Still not difficult. The Base might set their eyes on the people in power, but for the most part they wanted stability and productivity for the people who made Eden and the sectors their home. And blood on his hands had never bothered him. “I do.”
Gideon met his gaze squarely. “And do you swear to protect the Rios family?”
Ashwin waited for him to finish the sentence, but Gideon simply watched him, smiling and expectant, as Del’s voice echoed through his head.
Do you swear to protect the Rios family and obey Gideon Rios?
Gideon had removed himself from the oath.
The silence grew teeth. Ashwin flexed his fingers and turned the words over in his head. Protecting the Rios family might include Gideon by default, but dropping his name from the vow mattered. It was Gideon’s next move in their complicated game of chess.
And it was a vow he could make in good faith, because Kora was part of the Rios family. “I do.”
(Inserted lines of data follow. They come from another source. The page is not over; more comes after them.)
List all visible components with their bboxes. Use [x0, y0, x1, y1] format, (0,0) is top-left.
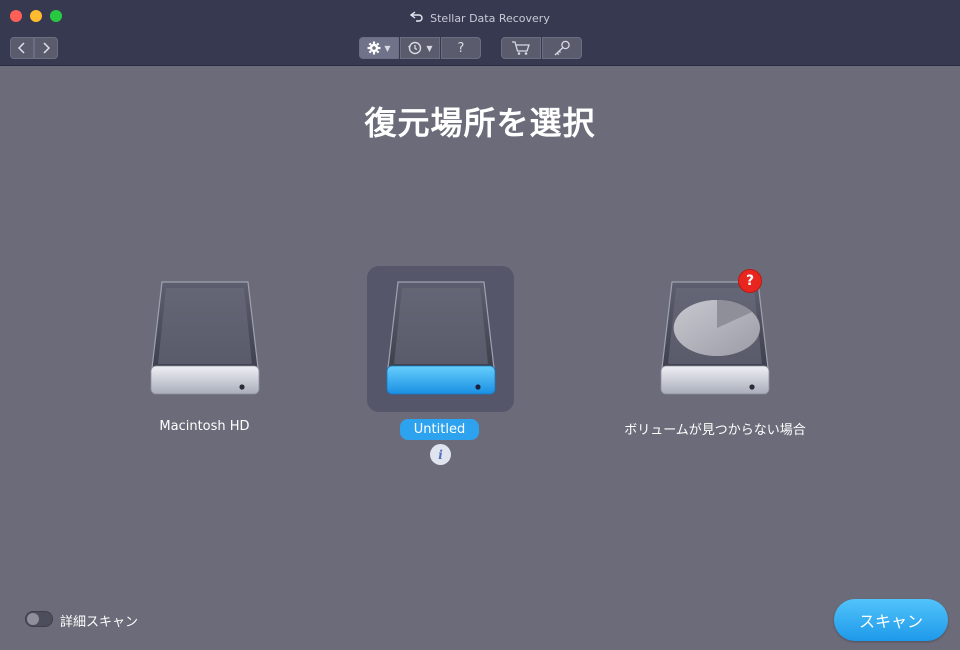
- drive-tile-untitled[interactable]: [367, 266, 514, 412]
- info-icon: i: [438, 447, 443, 462]
- title-bar: Stellar Data Recovery ▼ ▼ ?: [0, 0, 960, 66]
- settings-button[interactable]: ▼: [359, 37, 399, 59]
- drive-label-macintosh-hd[interactable]: Macintosh HD: [131, 419, 278, 434]
- selected-drive-name: Untitled: [399, 419, 480, 440]
- gear-icon: [367, 41, 381, 55]
- deep-scan-toggle[interactable]: [25, 611, 53, 627]
- missing-volume-drive-icon: [660, 281, 770, 395]
- chevron-down-icon: ▼: [426, 43, 433, 53]
- chevron-left-icon: [18, 42, 25, 54]
- chevron-right-icon: [43, 42, 50, 54]
- window-title-text: Stellar Data Recovery: [430, 12, 550, 25]
- drive-name: Macintosh HD: [159, 419, 250, 434]
- forward-button[interactable]: [34, 37, 58, 59]
- drive-tile-macintosh-hd[interactable]: [131, 266, 278, 412]
- chevron-down-icon: ▼: [384, 43, 391, 53]
- scan-button[interactable]: スキャン: [834, 599, 948, 641]
- hard-drive-icon: [386, 281, 496, 395]
- app-logo-icon: [409, 11, 424, 25]
- history-button[interactable]: ▼: [400, 37, 440, 59]
- drive-label-untitled[interactable]: Untitled: [367, 419, 512, 440]
- cart-icon: [512, 41, 530, 55]
- help-button[interactable]: ?: [441, 37, 481, 59]
- history-icon: [408, 41, 422, 55]
- cart-button[interactable]: [501, 37, 541, 59]
- drive-label-cant-find-volume[interactable]: ボリュームが見つからない場合: [600, 419, 830, 438]
- toggle-knob: [27, 613, 39, 625]
- drive-tile-cant-find-volume[interactable]: [641, 266, 788, 412]
- activation-key-button[interactable]: [542, 37, 582, 59]
- window-title: Stellar Data Recovery: [0, 11, 960, 25]
- back-button[interactable]: [10, 37, 34, 59]
- key-icon: [554, 40, 570, 56]
- drive-info-button[interactable]: i: [430, 444, 451, 465]
- drive-name: ボリュームが見つからない場合: [624, 423, 806, 438]
- deep-scan-label: 詳細スキャン: [60, 615, 139, 630]
- question-badge-icon: ?: [738, 269, 762, 293]
- help-icon: ?: [457, 40, 465, 56]
- hard-drive-icon: [150, 281, 260, 395]
- page-heading: 復元場所を選択: [364, 104, 596, 142]
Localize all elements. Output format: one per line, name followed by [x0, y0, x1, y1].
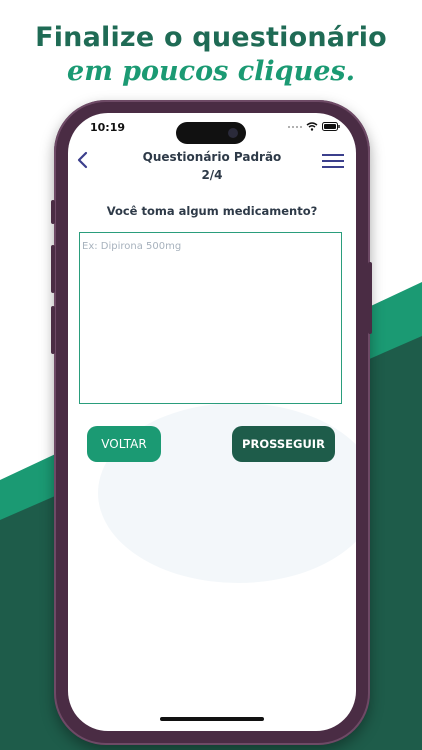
signal-icon [288, 124, 302, 130]
status-icons [288, 122, 340, 131]
camera-icon [228, 128, 238, 138]
status-time: 10:19 [90, 121, 126, 134]
phone-volume-up-button [51, 245, 55, 293]
next-button[interactable]: PROSSEGUIR [232, 426, 335, 462]
wifi-icon [306, 122, 318, 131]
battery-icon [322, 122, 340, 131]
back-button[interactable]: VOLTAR [87, 426, 161, 462]
phone-side-button [51, 200, 55, 224]
phone-volume-down-button [51, 306, 55, 354]
screen-title: Questionário Padrão [142, 150, 282, 164]
menu-icon[interactable] [322, 154, 344, 168]
step-indicator: 2/4 [201, 168, 223, 182]
question-text: Você toma algum medicamento? [106, 204, 318, 218]
phone-power-button [368, 262, 372, 334]
dynamic-island [176, 122, 246, 144]
home-indicator [160, 717, 264, 721]
headline-title: Finalize o questionário [35, 22, 387, 53]
headline-subtitle: em poucos cliques. [67, 56, 355, 87]
phone-screen: 10:19 Questionário Padrão 2/4 Você toma … [68, 113, 356, 731]
answer-input[interactable] [79, 232, 342, 404]
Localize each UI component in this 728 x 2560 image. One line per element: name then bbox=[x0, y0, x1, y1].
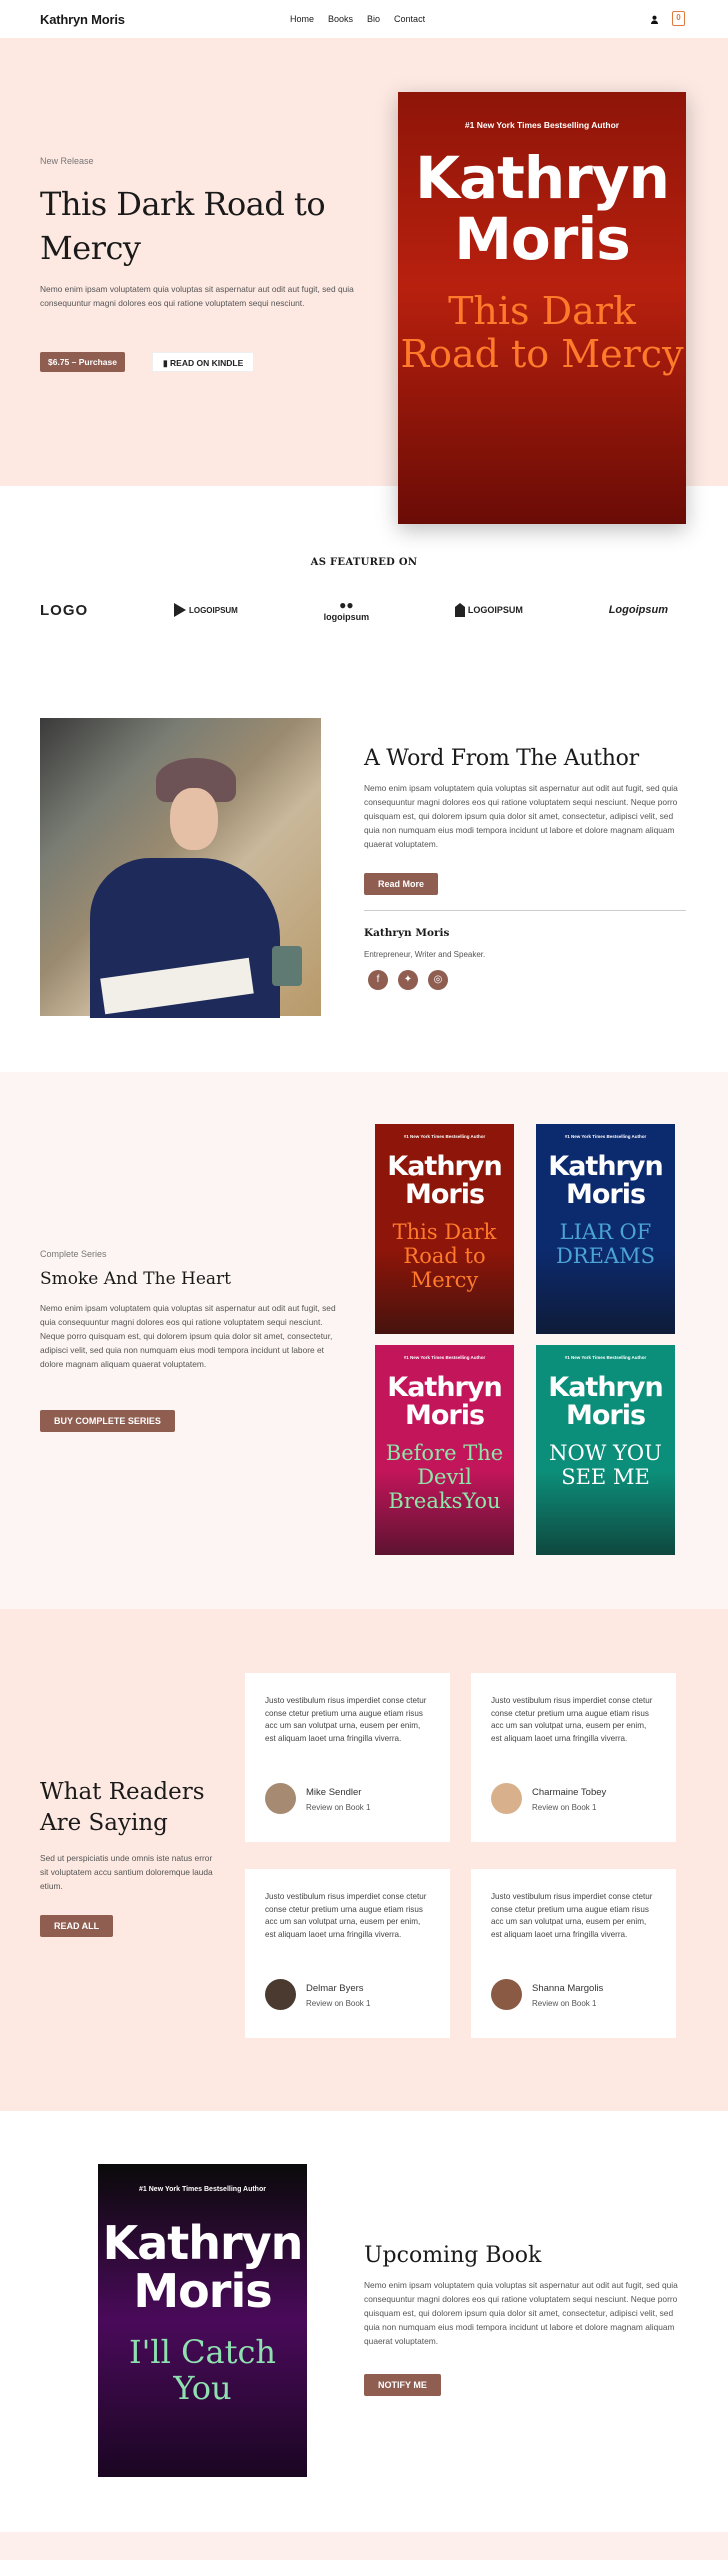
review-quote: Justo vestibulum risus imperdiet conse c… bbox=[491, 1696, 653, 1743]
book-title: This Dark Road to Mercy bbox=[392, 1219, 497, 1292]
book-tagline: #1 New York Times Bestselling Author bbox=[564, 1355, 647, 1360]
author-name: Kathryn Moris bbox=[364, 927, 450, 939]
hero-text: Nemo enim ipsam voluptatem quia voluptas… bbox=[40, 284, 354, 308]
review-card: Justo vestibulum risus imperdiet conse c… bbox=[471, 1869, 676, 2038]
brand-logo-3: ●● logoipsum bbox=[324, 598, 370, 622]
hero-subtitle: New Release bbox=[40, 156, 94, 166]
hero-title: This Dark Road to Mercy bbox=[40, 185, 326, 267]
author-section-text: Nemo enim ipsam voluptatem quia voluptas… bbox=[364, 783, 678, 849]
book-title: LIAR OF DREAMS bbox=[555, 1219, 656, 1268]
book-title: This Dark Road to Mercy bbox=[400, 288, 684, 377]
site-logo[interactable]: Kathryn Moris bbox=[40, 12, 125, 27]
book-author: Kathryn Moris bbox=[548, 1372, 663, 1432]
review-quote: Justo vestibulum risus imperdiet conse c… bbox=[265, 1696, 427, 1743]
review-quote: Justo vestibulum risus imperdiet conse c… bbox=[491, 1892, 653, 1939]
author-photo bbox=[40, 718, 321, 1018]
featured-title: AS FEATURED ON bbox=[310, 557, 418, 568]
book-tagline: #1 New York Times Bestselling Author bbox=[403, 1355, 486, 1360]
series-book-3[interactable]: #1 New York Times Bestselling Author Kat… bbox=[375, 1345, 514, 1555]
logo-2-label: LOGOIPSUM bbox=[188, 605, 238, 615]
logo-4-label: LOGOIPSUM bbox=[467, 605, 523, 615]
main-nav: Home Books Bio Contact bbox=[290, 14, 425, 24]
site-header: Kathryn Moris Home Books Bio Contact 0 bbox=[0, 0, 728, 38]
purchase-button[interactable]: $6.75 – Purchase bbox=[40, 352, 125, 372]
series-text: Nemo enim ipsam voluptatem quia voluptas… bbox=[40, 1303, 336, 1369]
series-book-4[interactable]: #1 New York Times Bestselling Author Kat… bbox=[536, 1345, 675, 1555]
featured-logos: LOGO LOGOIPSUM ●● logoipsum LOGOIPSUM Log… bbox=[40, 598, 668, 622]
logo-3-mark: ●● bbox=[339, 598, 354, 612]
author-section-title: A Word From The Author bbox=[364, 746, 639, 771]
book-author: Kathryn Moris bbox=[102, 2216, 304, 2319]
instagram-icon[interactable]: ◎ bbox=[428, 970, 448, 990]
reviewer-name: Shanna Margolis bbox=[532, 1983, 604, 1994]
reviewer-avatar bbox=[491, 1783, 522, 1814]
nav-bio[interactable]: Bio bbox=[367, 14, 380, 24]
book-tagline: #1 New York Times Bestselling Author bbox=[564, 1134, 647, 1139]
book-author: Kathryn Moris bbox=[387, 1372, 502, 1432]
buy-series-button[interactable]: BUY COMPLETE SERIES bbox=[40, 1410, 175, 1432]
logo-3-label: logoipsum bbox=[323, 612, 370, 622]
book-title: I'll Catch You bbox=[128, 2332, 277, 2408]
book-tagline: #1 New York Times Bestselling Author bbox=[139, 2186, 266, 2193]
book-title: NOW YOU SEE ME bbox=[549, 1440, 662, 1489]
reviewer-avatar bbox=[265, 1979, 296, 2010]
footer-band bbox=[0, 2532, 728, 2560]
reviewer-avatar bbox=[265, 1783, 296, 1814]
book-author: Kathryn Moris bbox=[548, 1151, 663, 1211]
author-role: Entrepreneur, Writer and Speaker. bbox=[364, 950, 486, 959]
user-icon[interactable] bbox=[650, 15, 659, 24]
hero-book-cover[interactable]: #1 New York Times Bestselling Author Kat… bbox=[398, 92, 686, 524]
series-subtitle: Complete Series bbox=[40, 1249, 107, 1259]
reviewer-avatar bbox=[491, 1979, 522, 2010]
review-book: Review on Book 1 bbox=[306, 1803, 371, 1812]
review-book: Review on Book 1 bbox=[532, 1999, 597, 2008]
reviewer-name: Mike Sendler bbox=[306, 1787, 362, 1798]
read-all-button[interactable]: READ ALL bbox=[40, 1915, 114, 1937]
cart-count: 0 bbox=[676, 13, 681, 22]
book-tagline: #1 New York Times Bestselling Author bbox=[464, 120, 620, 130]
read-on-kindle-button[interactable]: ▮ READ ON KINDLE bbox=[152, 352, 255, 372]
kindle-label: READ ON KINDLE bbox=[170, 358, 244, 368]
review-book: Review on Book 1 bbox=[532, 1803, 597, 1812]
photo-face bbox=[170, 788, 218, 850]
readers-text: Sed ut perspiciatis unde omnis iste natu… bbox=[40, 1853, 213, 1891]
series-book-1[interactable]: #1 New York Times Bestselling Author Kat… bbox=[375, 1124, 514, 1334]
kindle-icon: ▮ bbox=[163, 358, 171, 368]
logo-1-label: LOGO bbox=[40, 601, 89, 619]
series-book-2[interactable]: #1 New York Times Bestselling Author Kat… bbox=[536, 1124, 675, 1334]
series-title: Smoke And The Heart bbox=[40, 1269, 232, 1289]
review-book: Review on Book 1 bbox=[306, 1999, 371, 2008]
cart-icon[interactable]: 0 bbox=[672, 11, 685, 26]
upcoming-title: Upcoming Book bbox=[364, 2243, 542, 2268]
book-tagline: #1 New York Times Bestselling Author bbox=[403, 1134, 486, 1139]
review-quote: Justo vestibulum risus imperdiet conse c… bbox=[265, 1892, 427, 1939]
book-author: Kathryn Moris bbox=[415, 144, 670, 273]
brand-logo-1: LOGO bbox=[40, 602, 88, 619]
nav-books[interactable]: Books bbox=[328, 14, 353, 24]
facebook-icon[interactable]: f bbox=[368, 970, 388, 990]
readers-title: What Readers Are Saying bbox=[40, 1779, 205, 1836]
nav-contact[interactable]: Contact bbox=[394, 14, 425, 24]
reviewer-name: Delmar Byers bbox=[306, 1983, 364, 1994]
logo-4-mark bbox=[454, 603, 465, 617]
brand-logo-4: LOGOIPSUM bbox=[454, 603, 523, 617]
review-card: Justo vestibulum risus imperdiet conse c… bbox=[245, 1673, 450, 1842]
brand-logo-5: Logoipsum bbox=[609, 604, 668, 616]
review-card: Justo vestibulum risus imperdiet conse c… bbox=[471, 1673, 676, 1842]
read-more-button[interactable]: Read More bbox=[364, 873, 439, 895]
nav-home[interactable]: Home bbox=[290, 14, 314, 24]
reviewer-name: Charmaine Tobey bbox=[532, 1787, 607, 1798]
review-card: Justo vestibulum risus imperdiet conse c… bbox=[245, 1869, 450, 2038]
logo-2-mark bbox=[173, 603, 186, 617]
book-author: Kathryn Moris bbox=[387, 1151, 502, 1211]
photo-mug bbox=[272, 946, 302, 986]
brand-logo-2: LOGOIPSUM bbox=[173, 603, 238, 617]
divider bbox=[364, 910, 686, 911]
upcoming-book-cover[interactable]: #1 New York Times Bestselling Author Kat… bbox=[98, 2164, 307, 2477]
twitter-icon[interactable]: ✦ bbox=[398, 970, 418, 990]
notify-me-button[interactable]: NOTIFY ME bbox=[364, 2374, 441, 2396]
upcoming-text: Nemo enim ipsam voluptatem quia voluptas… bbox=[364, 2280, 678, 2346]
logo-5-label: Logoipsum bbox=[608, 604, 668, 616]
book-title: Before The Devil BreaksYou bbox=[385, 1440, 504, 1513]
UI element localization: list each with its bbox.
Gideon held out his hand. Deacon was ready with a lighter. It clicked softly in the silence as Gideon flipped it open and sparked a tiny flame. He lit the candle and turned to place it at the base of Ashwin’s portrait. “Ashwin Malhotra. Welcome to the Riders.”
Deacon stepped up first, one hand outstretched. When Ashwin took it, he drew him into an embrace. Ashwin tried not to stiffen, but no one but Kora had ever hugged him. The solid embrace and the slap on the back was over before he could relax.
Zeke caught his hand next, clasping his arm as he grinned widely. “Can you read my mind now?”